Noël approche. Plutôt que d'acheter des chocolats, des trucs électroniques inutiles et un sapin, procurez du bonheur autour de vous en offrant Mendiants et orgueilleux d'Albert Cossery, un grand roman francophone.
L'oeuvre de Cossery, sublime cossard originaire d'Egypte installé en France - et installé est un grand mot pour cet homme qui voyageait léger dans la vie - est toute rassemblée chez Joëlle Losfeld qui la fait vivre avec dignité.
Outre deux volumes d'Oeuvres complètes, voici les version poche des chefs-d'oeuvre du fainéant magnifique, et cette édition du centenaire de sa naissance, avec préface de Roger Grenier, huit pages d'inédit, des notes de l'auteur, un portrait rédigé en 2008 par Christophe Ayad, un cahier photo et des témoignages de Patti Smith, Georges Henein, Henry Miller, etc.
En insistant encore un peu (vous connaissez la subtilité du Préfet !), voici quelques extraits goûteux. Et nous ne dirons rien des premières pages du roman, délicieusement étranges et belles.
Il faut dire à son avantage - caractéristique assez rare chez les poètes - que Yéghen ne se prenait pas pour un génie. Il trouvait que le génie manquait de gaieté ! L'immense entreprise de démoralisation que certains esprits dits supérieures exerçaient sur l'humanité lui paraissait relever de la plus malfaisante criminalité.
(On dirait que Cossery avait prescience des propos de ce d'Onfray à la télé hier au soir...)

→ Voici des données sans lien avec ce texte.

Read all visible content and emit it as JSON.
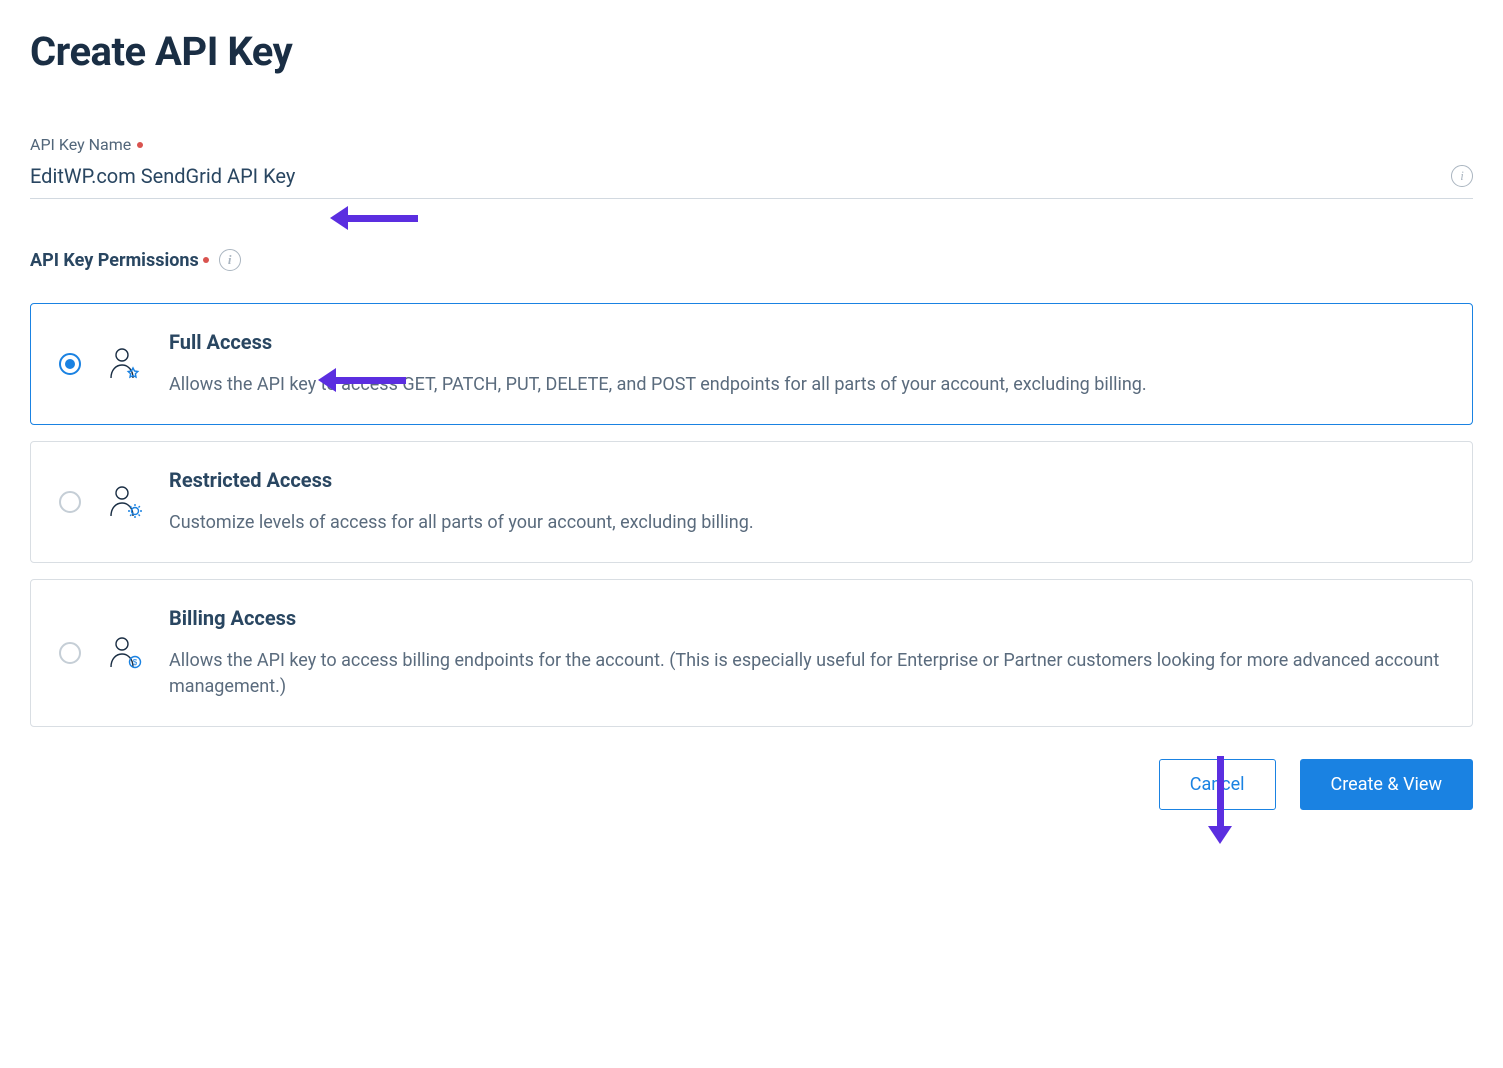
{
  "page": {
    "title": "Create API Key"
  },
  "field": {
    "name_label": "API Key Name",
    "name_value": "EditWP.com SendGrid API Key"
  },
  "permissions": {
    "section_label": "API Key Permissions",
    "options": [
      {
        "id": "full",
        "title": "Full Access",
        "description": "Allows the API key to access GET, PATCH, PUT, DELETE, and POST endpoints for all parts of your account, excluding billing.",
        "selected": true
      },
      {
        "id": "restricted",
        "title": "Restricted Access",
        "description": "Customize levels of access for all parts of your account, excluding billing.",
        "selected": false
      },
      {
        "id": "billing",
        "title": "Billing Access",
        "description": "Allows the API key to access billing endpoints for the account. (This is especially useful for Enterprise or Partner customers looking for more advanced account management.)",
        "selected": false
      }
    ]
  },
  "actions": {
    "cancel_label": "Cancel",
    "submit_label": "Create & View"
  },
  "colors": {
    "primary": "#1a82e2",
    "annotation": "#5b2ee0"
  }
}
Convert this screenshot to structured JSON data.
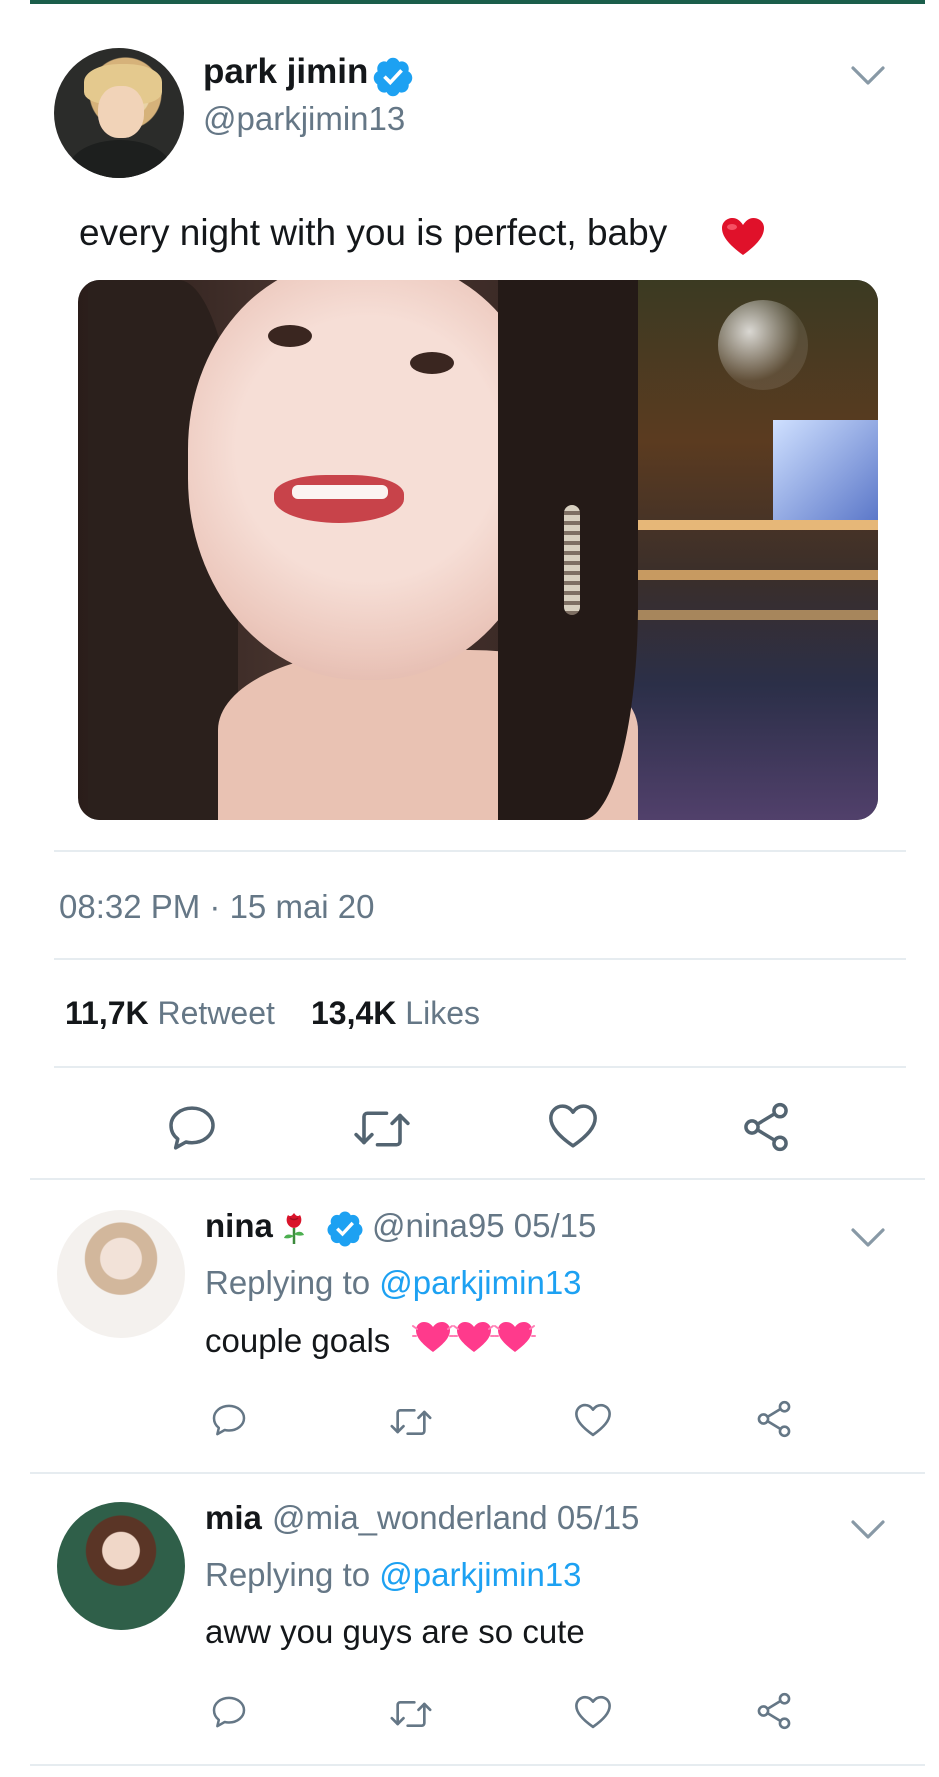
{
  "tweet": {
    "author_name": "park jimin",
    "author_handle": "@parkjimin13",
    "text": "every night with you is perfect, baby",
    "text_emoji": "red-heart-emoji",
    "timestamp": "08:32 PM · 15 mai 20",
    "retweet_count": "11,7K",
    "retweet_label": "Retweet",
    "likes_count": "13,4K",
    "likes_label": "Likes"
  },
  "icons": {
    "menu": "chevron-down-icon",
    "verified": "verified-badge-icon",
    "reply": "reply-icon",
    "retweet": "retweet-icon",
    "like": "heart-icon",
    "share": "share-icon"
  },
  "replies": [
    {
      "name": "nina",
      "name_emoji": "rose-emoji",
      "verified": true,
      "handle": "@nina95",
      "date": "05/15",
      "replying_prefix": "Replying to",
      "replying_to": "@parkjimin13",
      "text": "couple goals",
      "text_emoji": "beating-heart-emoji x3"
    },
    {
      "name": "mia",
      "verified": false,
      "handle": "@mia_wonderland",
      "date": "05/15",
      "replying_prefix": "Replying to",
      "replying_to": "@parkjimin13",
      "text": "aww you guys are so cute"
    }
  ],
  "colors": {
    "accent": "#1da1f2",
    "muted": "#657786",
    "text": "#14171a",
    "top_bar": "#1b5e4b",
    "divider": "#e6ecf0"
  }
}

Il trouvait exagérée et morbide l'attitude de cette foule dont rien ne venait rompre la navrante monotonie. Quelque chose manquait à cette cohue bruyante : le détail humoristique par quoi se reconnaît la nature de l'humain.
La réalité dont tu parles, dit Gohar, est une réalité faite de préjugés. C'est un cauchemar inventé par les hommes.
Malgré le bruit des tramways, les klaxons des automobiles, la voix stridente des marchands ambulants, Yéghen avait l'impression d'un monde où les gestes et les paroles étaient mesurés en fonction d'une vie éternelle. La fureur était bannie de cette foule qui se mouvait dans l'éternité; elle semblait animée d'une joie savante, qu'aucune torture, aucune oppression ne parvenait à éteindre.
A vos paquets cadeaux !
Albert Cossery Mendiants et orgueilleux. — Paris, Joëlle Losfeld, 248 pages, 15,90 €
1 De B. MERINO -
Merci Eric de tes belles lignes sur Albert Cossery. Je suis ému de les lire. J'avais rencontré Albert Cossery, dans un de ses bistrots favori du quartier latin, près des Beaux Arts, c'était dans les années 1979/80. Ce fut pour moi une très belle rencontre. Nous nous retrouvions de temps en temps, au hasard de nos promenades dans le quartier. Lors de notre première rencontre je ne savais pas alors qui il était. Et lui, ne connaissait que mon prénom, dont après son 'étonnement' il commenta judicieusement la signification du prénom dans sa région natale, puis commença alors à me parler de "son"Alexandrie, de Lawrence Durrell, Henri Miller, de sa rue ..etc; j'aimais l'écouter et par la suite nous nous sommes beaucoup amusé à discuter, de nos "régions" respectives. Le Liban, l'Egypte, l'Andalousie, le sud de la France, l'Amérique sans oublier le Mexique et le Nicaragua, etc. et les femmes, les femmes . ( C'était juteux de l'écouter) Il disait, je le cite:" Je ne peux écrire une phrase qui ne contienne pas une dose de rebellion, sinon elle ne m'intéresse pas." Un jour il m'offrit en cadeau son livre: " la violence et la dérision". J'avais appris son décès par la Presse et bonjour l'émotion. Merci encore!